Tuesday, April 17, 2018

The Problem of the Obnoxious Romance Heroine

This is reposted, with edits, from Votaries.
Excellent illustrations of Devil in Winter from
a blog of romance manga

For most of the 20th century, romance novels used demure, innocent heroines alongside domineering, brusque heroes. Towards the end of the 20th century, this combo pack fell out of fashion. It has thankfully come back--that is, it is currently more than okay to have a feisty, worldly heroine but it is also okay to have a demure, innocent heroine (the best example of the latter type in my opinion is the heroine of Kleypas's Devil in Winter who is demure and innocent while fundamentally tough).

However, for about a decade or so (basically, the 80's), it was considered very bad, dare I say "politically incorrect", to use demure, innocent heroines. Romance writers began presenting readers with pushy, opinionated heroines.

Now, there is nothing wrong with pushy, opinionated heroines (says this opinionated, occasionally pushy blog writer). However, these 80's heroines came fraught with problems.

The two main problems:
1. The heroines were (still) paired with domineering, brusque heroes (who liked having their opinions challenged).
2. Nobody had a sense of humor.
#1 is a problem, not because domineering, brusque heroes never like having their opinions challenged. As Agatha Christie points out in her books, sometimes they do; sometimes they don't--it depends on the guy. #1 is a problem because 80's romance writers would inevitably make the heroines constantly, continually, unendingly challenging.

The exhausting Burton and Taylor excel as
Petruchio and Katherine in Taming of the Shrew  
because, like the actors in real life, they seem to  
enjoy driving each other nuts.
The hero likes Captain Crunch--she doesn't understand why he doesn't eat something healthier. He reads the Times; oh, he is too, too bourgeoisie. He voted for somebody the heroine doesn't approve of--shock, shock, shock!

A laid-back hero would shrug and go on eating his Captain Crunch. But the domineering, brusque hero who loves a challenge goes to bat for his opinion, and well, exhausted yet? I mean, can this sort of thing really go on day-in-day-out without making all parties want to crawl into a hole and die? Does it seem even vaguely . . . homelike?

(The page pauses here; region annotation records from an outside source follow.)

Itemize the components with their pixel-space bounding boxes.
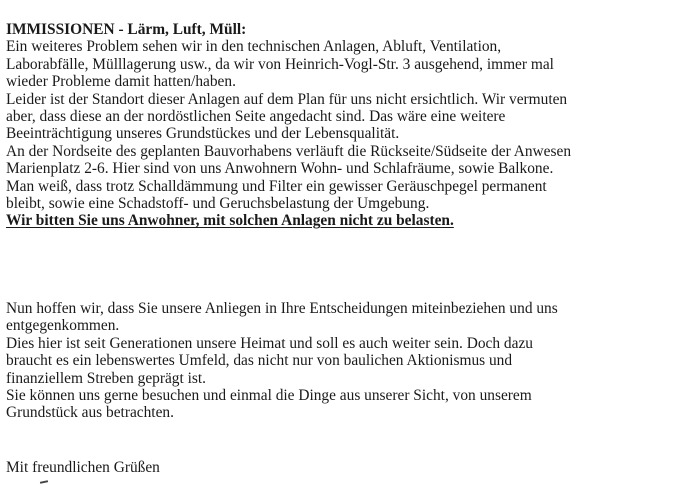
immissionen-section <box>6 21 674 230</box>
closing-paragraphs <box>6 300 674 422</box>
body-line: entgegenkommen. <box>6 317 120 335</box>
body-line: Man weiß, dass trotz Schalldämmung und Filter ein gewisser Geräuschpegel permanent <box>6 177 547 195</box>
salutation <box>6 459 674 476</box>
signature-stroke <box>40 480 48 484</box>
section-heading: IMMISSIONEN - Lärm, Luft, Müll: <box>6 21 247 38</box>
body-line: Dies hier ist seit Generationen unsere Heimat und soll es auch weiter sein. Doch dazu <box>6 334 533 352</box>
body-line: finanziellem Streben geprägt ist. <box>6 369 207 387</box>
body-line: An der Nordseite des geplanten Bauvorhabens verläuft die Rückseite/Südseite der Anwesen <box>6 142 572 160</box>
body-line: braucht es ein lebenswertes Umfeld, das nicht nur von baulichen Aktionismus und <box>6 352 513 370</box>
body-line: Sie können uns gerne besuchen und einmal die Dinge aus unserer Sicht, von unserem <box>6 386 532 404</box>
body-line: wieder Probleme damit hatten/haben. <box>6 73 236 91</box>
body-line: aber, dass diese an der nordöstlichen Seite angedacht sind. Das wäre eine weitere <box>6 107 506 125</box>
body-line: Ein weiteres Problem sehen wir in den technischen Anlagen, Abluft, Ventilation, <box>6 38 502 56</box>
body-line: Nun hoffen wir, dass Sie unsere Anliegen in Ihre Entscheidungen miteinbeziehen und uns <box>6 300 558 317</box>
body-line: bleibt, sowie eine Schadstoff- und Geruchsbelastung der Umgebung. <box>6 194 430 212</box>
closing-greeting: Mit freundlichen Grüßen <box>6 459 160 476</box>
body-line: Leider ist der Standort dieser Anlagen auf dem Plan für uns nicht ersichtlich. Wir vermuten <box>6 90 568 108</box>
body-line: Marienplatz 2-6. Hier sind von uns Anwohnern Wohn- und Schlafräume, sowie Balkone. <box>6 160 554 178</box>
request-statement: Wir bitten Sie uns Anwohner, mit solchen Anlagen nicht zu belasten. <box>6 212 454 230</box>
body-line: Beeinträchtigung unseres Grundstückes und der Lebensqualität. <box>6 125 400 143</box>
body-line: Grundstück aus betrachten. <box>6 404 174 422</box>
body-line: Laborabfälle, Mülllagerung usw., da wir von Heinrich-Vogl-Str. 3 ausgehend, immer mal <box>6 55 554 73</box>
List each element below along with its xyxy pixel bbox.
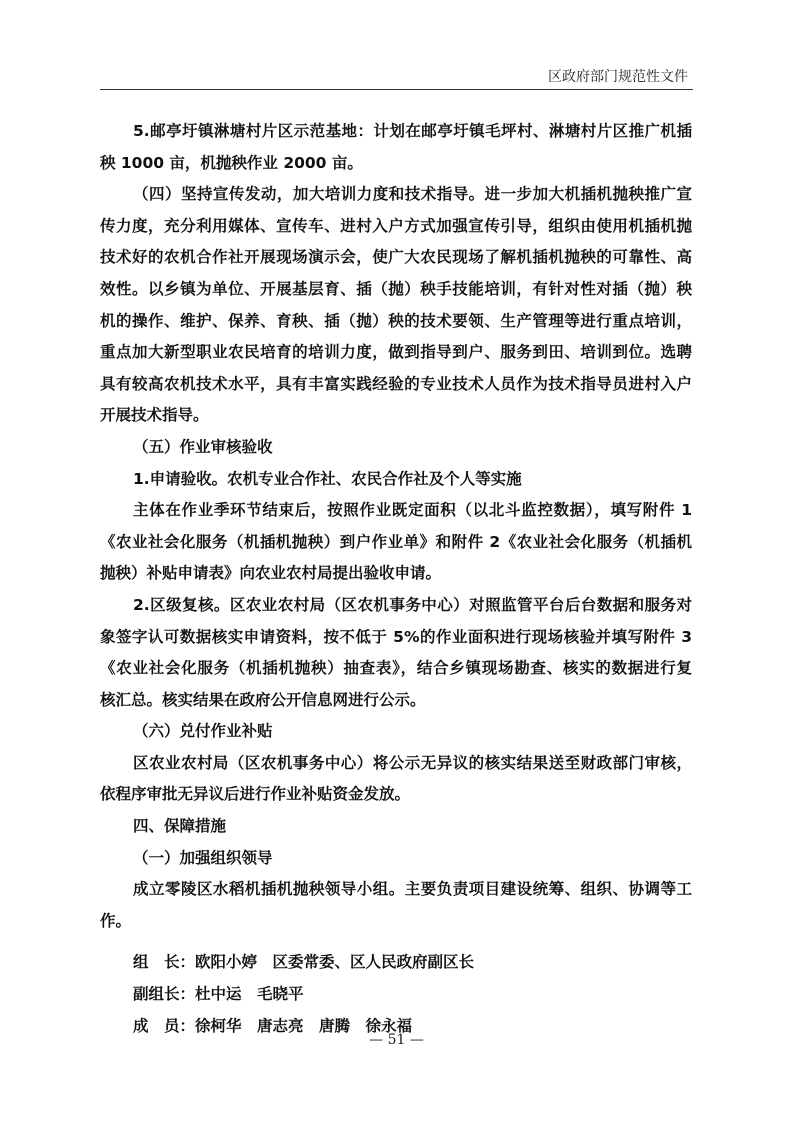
text-line: 主体在作业季环节结束后，按照作业既定面积（以北斗监控数据），填写附件 1 [133,501,692,520]
chapter-heading: 四、保障措施 [133,817,227,836]
text-line: 秧 1000 亩，机抛秧作业 2000 亩。 [100,153,363,172]
members-line: 成 员：徐柯华 唐志亮 唐腾 徐永福 [133,1016,413,1035]
text-line: 抛秧）补贴申请表》向农业农村局提出验收申请。 [100,564,442,583]
header-divider [100,89,693,90]
text-line: 2.区级复核。区农业农村局（区农机事务中心）对照监管平台后台数据和服务对 [133,595,692,614]
text-line: 核汇总。核实结果在政府公开信息网进行公示。 [100,690,426,709]
deputy-leader-line: 副组长：杜中运 毛晓平 [133,985,304,1004]
running-header: 区政府部门规范性文件 [548,69,688,85]
text-line: 开展技术指导。 [100,406,209,425]
text-line: 1.申请验收。农机专业合作社、农民合作社及个人等实施 [133,469,522,488]
text-line: 依程序审批无异议后进行作业补贴资金发放。 [100,785,411,804]
document-body [100,116,692,1042]
leader-line: 组 长：欧阳小婷 区委常委、区人民政府副区长 [133,953,475,972]
text-line: 作。 [100,911,132,930]
text-line: 《农业社会化服务（机插机抛秧）到户作业单》和附件 2《农业社会化服务（机插机 [100,532,692,551]
text-line: 传力度，充分利用媒体、宣传车、进村入户方式加强宣传引导，组织由使用机插机抛 [100,216,692,235]
section-heading: （一）加强组织领导 [133,848,273,867]
section-heading: （六）兑付作业补贴 [133,722,273,741]
text-line: 重点加大新型职业农民培育的培训力度，做到指导到户、服务到田、培训到位。选聘 [100,343,692,362]
text-line: （四）坚持宣传发动，加大培训力度和技术指导。进一步加大机插机抛秧推广宣 [133,185,692,204]
page-number: — 51 — [369,1032,424,1048]
text-line: 区农业农村局（区农机事务中心）将公示无异议的核实结果送至财政部门审核， [133,753,692,772]
section-heading: （五）作业审核验收 [133,437,273,456]
text-line: 具有较高农机技术水平，具有丰富实践经验的专业技术人员作为技术指导员进村入户 [100,374,692,393]
text-line: 效性。以乡镇为单位、开展基层育、插（抛）秧手技能培训，有针对性对插（抛）秧 [100,279,692,298]
text-line: 《农业社会化服务（机插机抛秧）抽查表》，结合乡镇现场勘查、核实的数据进行复 [100,659,692,678]
text-line: 象签字认可数据核实申请资料，按不低于 5%的作业面积进行现场核验并填写附件 3 [100,627,692,646]
text-line: 技术好的农机合作社开展现场演示会，使广大农民现场了解机插机抛秧的可靠性、高 [100,248,692,267]
text-line: 成立零陵区水稻机插机抛秧领导小组。主要负责项目建设统筹、组织、协调等工 [133,880,692,899]
text-line: 5.邮亭圩镇淋塘村片区示范基地：计划在邮亭圩镇毛坪村、淋塘村片区推广机插 [133,122,692,140]
text-line: 机的操作、维护、保养、育秧、插（抛）秧的技术要领、生产管理等进行重点培训， [100,311,692,330]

Maybe. But whenever I read these types of romances, I finish the book, thinking, "That marriage has maybe a 20% chance of survival."

And I can't count the number of 80's romances I've read where half-way through, I've started yelling at the hero, "Run! Run for your life!"

Just to be clear (and fair), the reason I yell this at the hero, not the heroine, is NOT because men can't be Mr. I've-Got-To-Challenge-Everybody-All-the-Time too. It is because in these particular novels the heroine is the one who always starts the arguments--presumably, to show how tough she is. The end result . . . Run, Run for your life!

So, can this type of relationship work? Sure!

The relationship between Dr. Cox and his wife/girlfriend/ex-wife/wife Jordan on Scrubs is a great example of a no-nonsense, challenging, alpha female married to a fairly high-maintenance alpha male.

The difference is (1) Jordan's no-nonsense attitude means she is more likely to tell Dr. Cox to cut his crap than to challenge him to death and (2) they both have a sense of humor.

Which brings me to Problem #2.

Romance novels throughout the 20th century are surprisingly lacking in humor (I exclude Heyer). I think part of this was the writers, but I think part of it was the industry. Romance readers nowadays pretty much expect humor in their romances from Family Ties cuteness to hilarious Powell and Loy dialog.

And it is far, far easier to take pushiness when everyone throws up their hands and laughs at the end of the day.

I will post later about problems with the more-alpha-than-alpha-male solution that still dogs far too many romance series. (These are series in which there are 4-7 male heroes, sometimes brothers, sometimes friends. There's a book for each male; the last book is always about the toughest, strongest, most domineering male of the group, and it is almost always--with few exceptions--a flop).